MUBI's Fassbinder focus kicks off this January with Love is Colder than Death (1969) and Beware of a Holy Whore (1971) and moves from the deliberately theatrical staging of his early films to works from the mid-1970s, when the director began to inject the stylistic elements of classic melodrama into his provocative character studies.


The Flower of Evil

Claude Chabrol
This month, MUBI presents a special series focusing on the work of filmmaker Claude Chabrol. Often referred to as the ‘French Hitchcock’, he was one of the most prolific directors of the New Wave and went on to make a film almost every year from 1958 until his death in 2010. 

Arriving on the platform first is Madame Bovary (1991): bored with the tedious nature of provincial life in 19th-century France, the fierce Emma Bovary finds herself in calamitous debt and pursues scandalous sexual liaisons with absolute abandon. 
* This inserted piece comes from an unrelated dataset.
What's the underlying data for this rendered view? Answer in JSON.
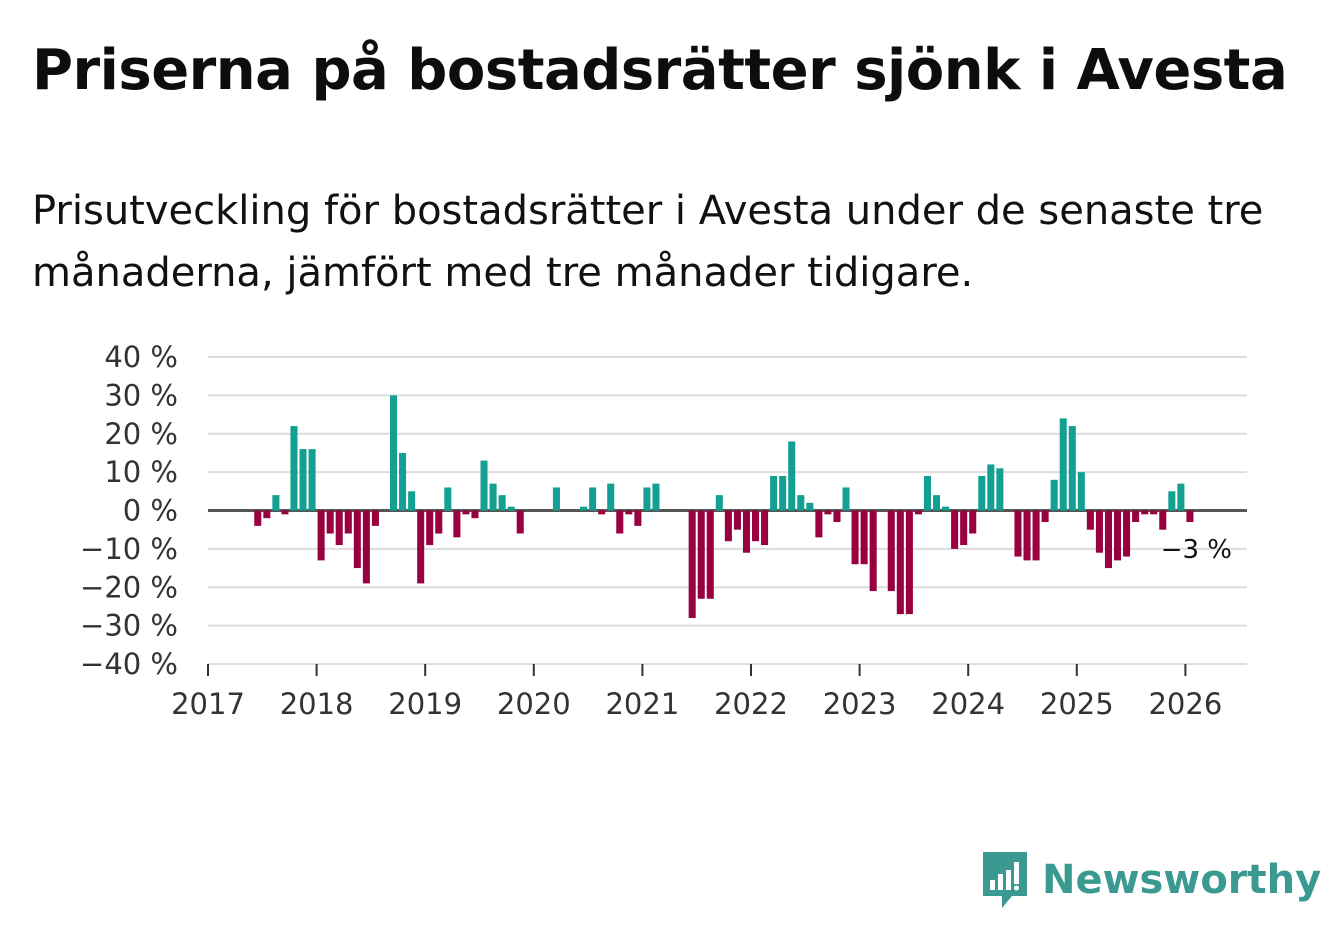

Chabrol’s stylish thriller The Flower of Evil (2003), which depicts the French bourgeoisie, follows, and all begins to unravel for what seems to be the perfect family when Anne decides to run for mayor.


Festival Focus: Rotterdam

Festival Focus: Rotterdam
Timed to coincide with the 2023 edition of the festival, Festival Focus: Rotterdam returns with three gems from last year’s International Film Festival Rotterdam: Roberto Doveris’ indie comedy Phantom Project (2022), described as “the Chilean version of Friends for the YouTube generation,” A Human Position (2022) from Anders Emblem, a portrait of a young Norwegian woman doubling as a societal commentary on life in one of the wealthiest countries in the world, and Becoming Male in the Middle Ages (2022), a luminous, naturalistic 16mm sci-fi short queering the notion of family from artist, filmmaker and writer Pedro Neves Marques.


The Element of Crime

First Films First
MUB's annual series First Films First kicks off the year highlighting a fresh selection of debut films from cinema’s finest auteurs. This year MUBI revisits the films that launched the careers of distinguished directors including: Paul W.S Anderson’s shocking debut, Shopping (1994), Lars von Trier’s neo-noir crime thriller The Element of Crime (1984), Jeff Nichols’ poetic and powerful Shotgun Stories (2007) and more.



The Last Stage
The pioneering Polish filmmaker Wanda Jakubowska brought Auschwitz to the screen in The Last Stage (1948), just years after experiencing the war’s horrors herself. Having drawn from her own experiences, the film builds a collective portrait of an international group of women trying to survive the nightmare of the camp focusing on their heroism, resiliency and solidarity. Lauded as one of the earliest efforts to describe the horrors of the Holocaust, the historic film was restored in 4k by Poland’s National Film Archive.



Actual People
Kit Zauhar’s poignant, bare-boned independent drama Actual People (2021) – a voyage into the mind of a young woman trying to find her place in the world – arrives on MUBI this month. Zauhar stars in her own debut feature as Riley, an aimless girl in her final week of college who goes to great lengths to win the affections of a boy from her hometown, as she ends up having to confront her escalating anxieties about her love life, family, and future.